Many experts tentatively support the hypothesis, but there’s also a hitch: Coronavirus seems to spare newborns even though their immune systems aren’t fully formed yet. In China, for example, only nine infants had confirmed coronavirus cases between December 8 and February 6, according to a February 14 report published in JAMA. The infants were between 1 month and 11 months old, but none required intensive care. No severe complications were reported either.

Kids Could Have “Immunological Cross-Protection”

According to Dr. Rondello, a number of different viruses could give you the common cold—including milder forms of coronavirus. “Children get colds a lot, so they’re already being exposed to more benign, less intense coronaviruses. They could have potentially built immunity to them,” he says. Dr. Rondello calls this “immunological cross-protection.”

Kids Could Have Less Exposure

Other experts say kids might simply have less exposure to coronavirus, since infected adults are more careful to prevent the spread of sickness, according to Business Insider. Plus, the article adds, more adults probably visited the presumed source of coronavirus: the seafood and live animal market in Wuhan, China.
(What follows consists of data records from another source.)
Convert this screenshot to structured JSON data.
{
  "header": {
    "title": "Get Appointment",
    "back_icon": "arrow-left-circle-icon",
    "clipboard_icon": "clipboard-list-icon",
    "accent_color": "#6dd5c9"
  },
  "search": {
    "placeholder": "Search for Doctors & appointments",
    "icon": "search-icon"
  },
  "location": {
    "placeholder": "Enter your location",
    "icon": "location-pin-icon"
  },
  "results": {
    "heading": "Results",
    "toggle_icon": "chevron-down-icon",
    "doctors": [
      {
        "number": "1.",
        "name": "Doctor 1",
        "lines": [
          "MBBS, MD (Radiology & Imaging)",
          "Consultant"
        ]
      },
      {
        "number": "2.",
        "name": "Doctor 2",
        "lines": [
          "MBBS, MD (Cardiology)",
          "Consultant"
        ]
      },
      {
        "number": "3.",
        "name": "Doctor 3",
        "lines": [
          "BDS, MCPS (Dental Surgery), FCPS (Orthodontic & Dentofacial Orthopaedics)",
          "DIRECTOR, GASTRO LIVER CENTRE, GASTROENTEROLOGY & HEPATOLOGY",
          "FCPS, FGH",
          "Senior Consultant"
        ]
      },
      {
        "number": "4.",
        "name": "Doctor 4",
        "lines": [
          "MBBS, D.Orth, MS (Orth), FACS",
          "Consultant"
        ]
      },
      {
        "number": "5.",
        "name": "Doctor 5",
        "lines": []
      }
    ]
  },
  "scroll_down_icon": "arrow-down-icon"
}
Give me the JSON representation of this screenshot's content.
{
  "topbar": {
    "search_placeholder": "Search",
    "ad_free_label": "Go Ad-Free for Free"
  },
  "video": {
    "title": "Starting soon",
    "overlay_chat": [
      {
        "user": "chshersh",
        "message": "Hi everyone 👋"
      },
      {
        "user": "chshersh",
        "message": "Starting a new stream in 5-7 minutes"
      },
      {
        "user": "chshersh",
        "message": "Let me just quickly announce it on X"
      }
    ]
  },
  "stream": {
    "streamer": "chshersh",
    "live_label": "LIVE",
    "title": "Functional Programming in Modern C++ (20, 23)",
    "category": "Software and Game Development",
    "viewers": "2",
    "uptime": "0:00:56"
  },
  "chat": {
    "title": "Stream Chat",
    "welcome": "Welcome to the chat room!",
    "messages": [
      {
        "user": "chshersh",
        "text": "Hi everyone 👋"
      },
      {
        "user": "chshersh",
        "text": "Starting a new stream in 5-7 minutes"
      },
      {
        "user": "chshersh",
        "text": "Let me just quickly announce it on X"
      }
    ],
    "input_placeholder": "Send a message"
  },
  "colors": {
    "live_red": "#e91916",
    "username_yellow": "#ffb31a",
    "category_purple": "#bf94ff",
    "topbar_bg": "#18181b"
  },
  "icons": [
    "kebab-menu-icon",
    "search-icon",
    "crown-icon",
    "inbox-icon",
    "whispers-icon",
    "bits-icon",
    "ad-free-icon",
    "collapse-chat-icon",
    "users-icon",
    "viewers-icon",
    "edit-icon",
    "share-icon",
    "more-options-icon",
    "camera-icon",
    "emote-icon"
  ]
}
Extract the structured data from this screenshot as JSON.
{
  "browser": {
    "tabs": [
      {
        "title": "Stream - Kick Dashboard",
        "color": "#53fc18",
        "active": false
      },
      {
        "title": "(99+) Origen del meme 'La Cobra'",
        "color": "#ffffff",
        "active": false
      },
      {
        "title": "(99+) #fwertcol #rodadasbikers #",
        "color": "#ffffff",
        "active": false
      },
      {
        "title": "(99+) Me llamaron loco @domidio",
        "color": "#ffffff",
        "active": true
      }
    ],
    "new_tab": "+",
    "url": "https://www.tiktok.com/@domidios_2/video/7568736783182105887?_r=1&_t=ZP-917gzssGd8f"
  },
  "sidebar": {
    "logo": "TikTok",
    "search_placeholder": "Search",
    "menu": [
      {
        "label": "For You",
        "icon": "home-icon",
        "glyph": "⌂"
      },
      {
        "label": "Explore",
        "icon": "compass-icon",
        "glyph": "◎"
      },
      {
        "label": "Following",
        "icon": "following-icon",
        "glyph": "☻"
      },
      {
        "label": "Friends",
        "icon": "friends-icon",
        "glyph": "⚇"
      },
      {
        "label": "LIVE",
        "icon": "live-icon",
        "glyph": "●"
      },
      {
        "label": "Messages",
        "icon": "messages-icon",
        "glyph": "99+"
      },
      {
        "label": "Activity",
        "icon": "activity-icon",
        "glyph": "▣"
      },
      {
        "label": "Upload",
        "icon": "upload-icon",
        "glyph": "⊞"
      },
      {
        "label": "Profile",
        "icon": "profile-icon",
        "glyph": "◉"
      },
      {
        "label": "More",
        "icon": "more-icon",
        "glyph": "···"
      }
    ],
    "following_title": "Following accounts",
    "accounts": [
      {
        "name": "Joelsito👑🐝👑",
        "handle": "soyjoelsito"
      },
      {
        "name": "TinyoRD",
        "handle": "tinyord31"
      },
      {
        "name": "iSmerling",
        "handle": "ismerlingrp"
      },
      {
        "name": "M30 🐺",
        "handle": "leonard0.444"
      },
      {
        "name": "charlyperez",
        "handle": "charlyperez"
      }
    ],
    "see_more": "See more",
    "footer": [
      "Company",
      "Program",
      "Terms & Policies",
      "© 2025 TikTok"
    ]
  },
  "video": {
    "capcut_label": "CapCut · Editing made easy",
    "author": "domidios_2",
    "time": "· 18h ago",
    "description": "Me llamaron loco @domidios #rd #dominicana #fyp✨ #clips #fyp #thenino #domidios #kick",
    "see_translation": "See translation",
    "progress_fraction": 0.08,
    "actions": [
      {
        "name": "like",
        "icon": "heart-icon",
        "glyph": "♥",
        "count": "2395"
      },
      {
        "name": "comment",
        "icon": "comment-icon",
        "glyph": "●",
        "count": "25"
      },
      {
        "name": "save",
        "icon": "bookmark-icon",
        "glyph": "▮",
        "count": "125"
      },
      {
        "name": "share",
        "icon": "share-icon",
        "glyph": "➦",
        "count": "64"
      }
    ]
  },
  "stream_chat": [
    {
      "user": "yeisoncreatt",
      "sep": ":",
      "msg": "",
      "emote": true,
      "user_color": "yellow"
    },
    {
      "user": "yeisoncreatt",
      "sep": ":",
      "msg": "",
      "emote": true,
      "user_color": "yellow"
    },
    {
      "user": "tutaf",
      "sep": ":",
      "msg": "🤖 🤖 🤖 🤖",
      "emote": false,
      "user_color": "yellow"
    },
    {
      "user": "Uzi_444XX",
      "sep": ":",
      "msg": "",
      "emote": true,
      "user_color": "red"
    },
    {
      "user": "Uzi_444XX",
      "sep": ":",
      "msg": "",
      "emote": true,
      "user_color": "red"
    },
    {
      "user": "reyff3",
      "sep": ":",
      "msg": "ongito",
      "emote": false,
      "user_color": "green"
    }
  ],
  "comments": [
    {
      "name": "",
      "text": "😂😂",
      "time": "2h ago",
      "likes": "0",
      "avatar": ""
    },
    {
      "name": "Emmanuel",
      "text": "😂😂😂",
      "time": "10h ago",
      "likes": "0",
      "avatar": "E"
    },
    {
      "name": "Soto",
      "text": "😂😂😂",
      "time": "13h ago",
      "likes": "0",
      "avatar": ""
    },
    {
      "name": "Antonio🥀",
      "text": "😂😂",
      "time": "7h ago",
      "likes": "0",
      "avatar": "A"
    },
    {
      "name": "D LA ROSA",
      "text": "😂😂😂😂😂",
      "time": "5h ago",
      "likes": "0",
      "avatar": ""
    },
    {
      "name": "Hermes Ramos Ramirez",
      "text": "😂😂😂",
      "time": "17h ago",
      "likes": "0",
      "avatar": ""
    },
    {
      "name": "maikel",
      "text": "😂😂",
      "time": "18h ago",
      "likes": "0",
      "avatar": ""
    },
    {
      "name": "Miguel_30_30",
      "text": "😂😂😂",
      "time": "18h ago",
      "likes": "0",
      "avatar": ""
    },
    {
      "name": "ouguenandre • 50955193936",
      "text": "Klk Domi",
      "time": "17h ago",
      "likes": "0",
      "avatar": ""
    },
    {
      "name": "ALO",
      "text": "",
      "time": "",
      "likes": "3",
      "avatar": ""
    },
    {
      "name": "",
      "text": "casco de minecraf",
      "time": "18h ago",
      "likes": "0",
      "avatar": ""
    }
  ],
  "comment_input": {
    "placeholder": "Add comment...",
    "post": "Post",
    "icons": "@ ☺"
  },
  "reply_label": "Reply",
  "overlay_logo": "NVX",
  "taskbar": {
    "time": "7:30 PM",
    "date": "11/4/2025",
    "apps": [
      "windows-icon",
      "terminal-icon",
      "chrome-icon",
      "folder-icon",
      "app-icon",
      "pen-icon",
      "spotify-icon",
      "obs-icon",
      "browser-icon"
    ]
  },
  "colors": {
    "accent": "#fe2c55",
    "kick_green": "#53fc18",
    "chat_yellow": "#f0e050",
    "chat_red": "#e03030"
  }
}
Smoking is a Potential Risk Factor

An earlier theory suggested that smoking might be a risk factor for COVID-19, since smokers tend to have greater SARS-COV receptors. “And since children do not smoke, they would be less susceptible to lower respiratory tract infections like COVID-19,” says Dr. Ferraro. This hypothesis has fallen out of favor, though, since experts found that coronavirus transmission was comparable in counties with both high levels and low levels of smoking.

How to Prevent Coronavirus in Children

Like the cold and flu, coronavirus is a respiratory illness that spreads through contaminated droplets. These droplets enter the body through the eyes, nose, and mouth, says Miryam Wahrman, PhD, biology professor and director of the microbiology research lab at William Paterson University in Wayne, New Jersey, and author of The Hand Book: Surviving in a Germ-Filled World.

The absolute best coronavirus prevention method, says Dr. Wahrman, is washing your hands with soap and water for at least 20 seconds. Alcohol-based hand sanitizer can also work in a pinch. Washing your hands is especially important before eating or touching your face. Parents should also disinfect common surfaces like doorknobs and countertops often.

Send your children to school like normal, but watch for updates from the school board or health organizations. “You can also give children disposable wipes so they can clean commonly used surfaces like keyboards at school,” adds Dr. Ferraro. “Parents should keep their children home from daycare or school if they are sick, and call their healthcare provider early to discuss the best approach for treatment.”